The landscape of Chinese artificial intelligence is shifting from raw linguistic prowess to functional utility. On July 10, Baidu transitioned its 'Baidu Dazi' platform from a personal assistant into a full-scale enterprise AI Agent platform. This move signifies a strategic pivot by China’s search giant to embed AI directly into the plumbing of corporate operations, targeting everything from CRM systems to internal logistics.
While the first phase of the AI boom focused on large language models (LLMs) and their conversational abilities, the new frontier is the 'Agent'—a tool capable of executing complex, multi-step tasks across diverse software environments. Baidu’s enterprise edition introduces capabilities such as internal system integration, secure data sandboxing, and row-level data permissions. This allows the AI to navigate sensitive corporate data while automating long-chain workflows that were previously manual.
Baidu’s leadership estimates that 90% of future work will involve deep participation from these intelligent agents. However, the transition is fraught with technical hurdles. Baidu’s internal data suggests that 56% of agent failures stem from the 'Harness' engineering framework—the logic layer that manages intent and tool calling—rather than the underlying model’s intelligence. This indicates that the competitive advantage in AI is moving away from model size toward the sophistication of software orchestration.

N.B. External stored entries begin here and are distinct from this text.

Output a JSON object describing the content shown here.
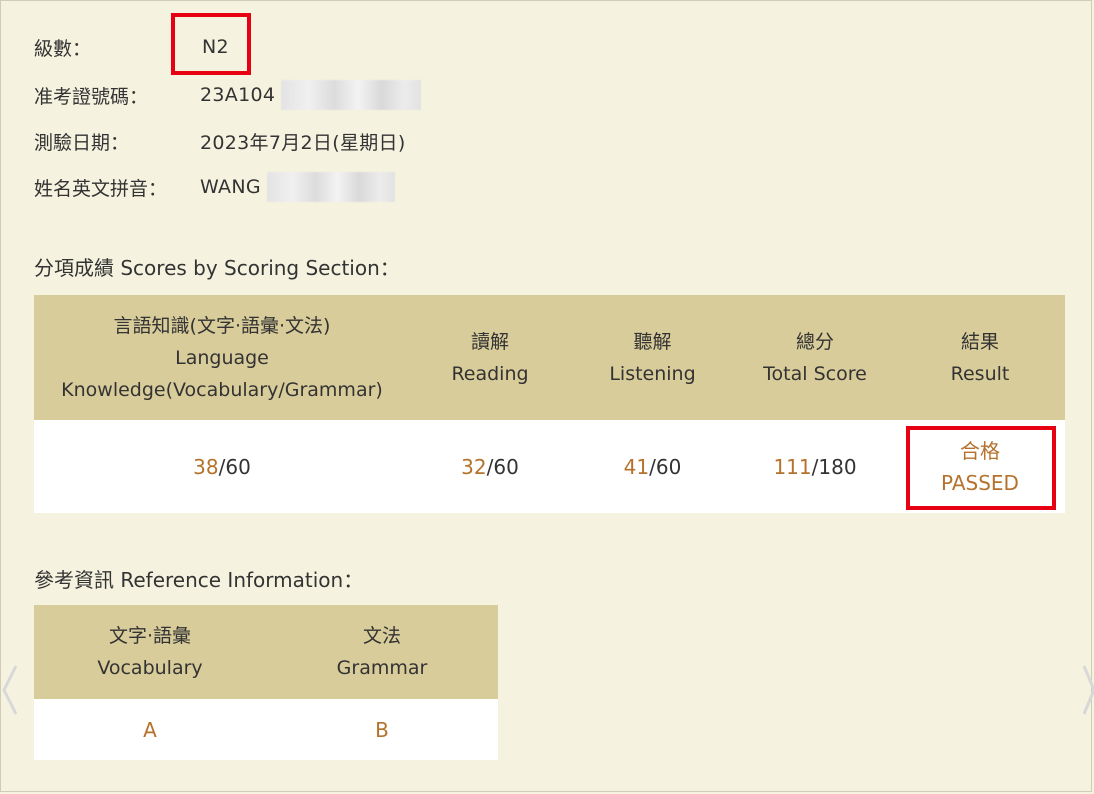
{
  "info": {
    "level_label": "級數：",
    "level_value": "N2",
    "exam_no_label": "准考證號碼：",
    "exam_no_value": "23A104",
    "date_label": "測驗日期：",
    "date_value": "2023年7月2日(星期日)",
    "name_label": "姓名英文拼音：",
    "name_value": "WANG"
  },
  "scores_section": {
    "title": "分項成績 Scores by Scoring Section：",
    "headers": [
      {
        "zh": "言語知識(文字·語彙·文法)",
        "en1": "Language",
        "en2": "Knowledge(Vocabulary/Grammar)"
      },
      {
        "zh": "讀解",
        "en1": "Reading",
        "en2": ""
      },
      {
        "zh": "聽解",
        "en1": "Listening",
        "en2": ""
      },
      {
        "zh": "總分",
        "en1": "Total Score",
        "en2": ""
      },
      {
        "zh": "結果",
        "en1": "Result",
        "en2": ""
      }
    ],
    "values": [
      {
        "score": "38",
        "max": "/60"
      },
      {
        "score": "32",
        "max": "/60"
      },
      {
        "score": "41",
        "max": "/60"
      },
      {
        "score": "111",
        "max": "/180"
      }
    ],
    "result_zh": "合格",
    "result_en": "PASSED"
  },
  "reference_section": {
    "title": "參考資訊 Reference Information：",
    "headers": [
      {
        "zh": "文字·語彙",
        "en": "Vocabulary"
      },
      {
        "zh": "文法",
        "en": "Grammar"
      }
    ],
    "values": [
      "A",
      "B"
    ]
  },
  "colors": {
    "background": "#f5f3df",
    "header": "#d9cc9b",
    "score_accent": "#b5722c",
    "highlight_box": "#e60012"
  }
}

The company is also attempting to set the industry standard for the 'Token economy' by introducing a unified Skill-access system. By categorizing AI capabilities into Skills, Connectors, and Toolkits, Baidu aims to create a plug-and-play ecosystem for corporate automation. The ultimate goal is to lower the barrier to entry, ensuring that return on investment (ROI) becomes the primary driver for enterprise adoption rather than mere technological curiosity.